It has been a politically turbulent few months for the United States of America in the lead up to the presidential election. We have already witnessed many twists and turns which are almost certainly set to continue.
Last month, Justice Ruth Bader Ginsburg, Associate Justice of the Supreme Court of the USA, lost her long battle with pancreatic cancer. Her nominated successor has already caused a significant amount of controversy. In my recent blog, I had discussed the impact of Justice Ruth Bader Ginsburg.1 In her career, she was a powerful figurehead in the US Supreme Court fighting for civil rights for women and minority groups.
But, could her legacy be lost?
Her nominated successor is Amy Coney Barrett, a controversial figure within the USA. Whilst qualified for the role, she has faced criticism for some of her judgments in significant legal cases. There are serious concerns that if elected, this would be symbolic of a massive step backwards for civil rights.
What does her nomination mean?
Arguably, her nomination is a political stand. Judge Barrett is the successor nominated by President Trump because her views align with ‘traditional’ Republican values.
One of the most notable being her views on the case of Roe v Wade 2. This is a landmark decision which struck down a statute in Texas which banned abortions. The decision in Roe meant that any existing laws preventing abortions became unenforceable. In practice, the law encapsulates what we know as ‘pro-choice’ and protects a pregnant woman’s right to choose to have an abortion without excessive restrictions.
It has been widely speculated that Judge Barrett would be in favour of repealing this case. This would fall in line with some of her previous decisions. She voted in favour of a law that would have mandated doctors to inform the parents of a minor seeking an abortion, with no exceptions.
If Roe is limited or overturned, state officials could seek to enforce the old laws which ban or heavily restrict abortions. Effectively, removing a woman’s right to make her own choice.
It may seem difficult to imagine that a right like this could be removed but, even today, women continue to fight for the right to make their own bodies throughout the world. An example of this can be seen close to home. It was only in May 2018 that the Republic of Ireland voted overwhelmingly in favour to overturn the abortion ban. Prior to this, women were travelling to the UK, often on their own, to undergo the procedure.
There is no doubt that to overturn Roe would be a significant step back for civil rights for women within the western world.
Concerns have arisen that Judge Barrett will be the deciding vote in reversing the Supreme Court decision in Obergefell v Hodges,3 which allowed same-sex marriage. There are now only three members of the majority which remain in Court. Judge Barrett’s views appear to align with the dissenting Justices. After years of fighting for the minority groups, the imbalance in the Court may see this lost.

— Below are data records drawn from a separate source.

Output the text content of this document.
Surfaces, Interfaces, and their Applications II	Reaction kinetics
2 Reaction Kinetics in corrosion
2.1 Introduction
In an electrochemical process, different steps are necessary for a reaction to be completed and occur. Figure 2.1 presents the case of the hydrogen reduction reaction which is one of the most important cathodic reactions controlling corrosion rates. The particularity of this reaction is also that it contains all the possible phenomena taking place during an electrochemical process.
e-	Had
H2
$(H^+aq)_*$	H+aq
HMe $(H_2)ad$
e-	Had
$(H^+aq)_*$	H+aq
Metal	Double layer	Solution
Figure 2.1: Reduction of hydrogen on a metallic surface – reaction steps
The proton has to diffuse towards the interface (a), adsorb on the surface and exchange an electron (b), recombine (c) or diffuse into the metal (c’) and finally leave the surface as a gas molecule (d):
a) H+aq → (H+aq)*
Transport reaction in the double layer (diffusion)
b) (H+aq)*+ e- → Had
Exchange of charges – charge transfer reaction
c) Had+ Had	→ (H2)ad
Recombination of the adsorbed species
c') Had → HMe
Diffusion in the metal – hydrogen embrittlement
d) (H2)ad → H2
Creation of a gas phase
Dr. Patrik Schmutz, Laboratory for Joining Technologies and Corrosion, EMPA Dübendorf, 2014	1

The UK and USA have very different legal systems. Throughout the UK, judges are appointed to their roles through having years of experience. They are seen to be unbiased and neutral within our judicial systems. The judges that sit on the highest court of the USA are elected. Controversially allowing politics to become heavily intertwined.
As it stands, we are only able to speculate on the impact of her nomination to the Supreme Court. In an already turbulent year for the USA, the election of Judge Barret may be the tipping point. As we have witnessed with the Black Lives Matters movement, the unrest in the USA has the ability to spill over into the rest of the world.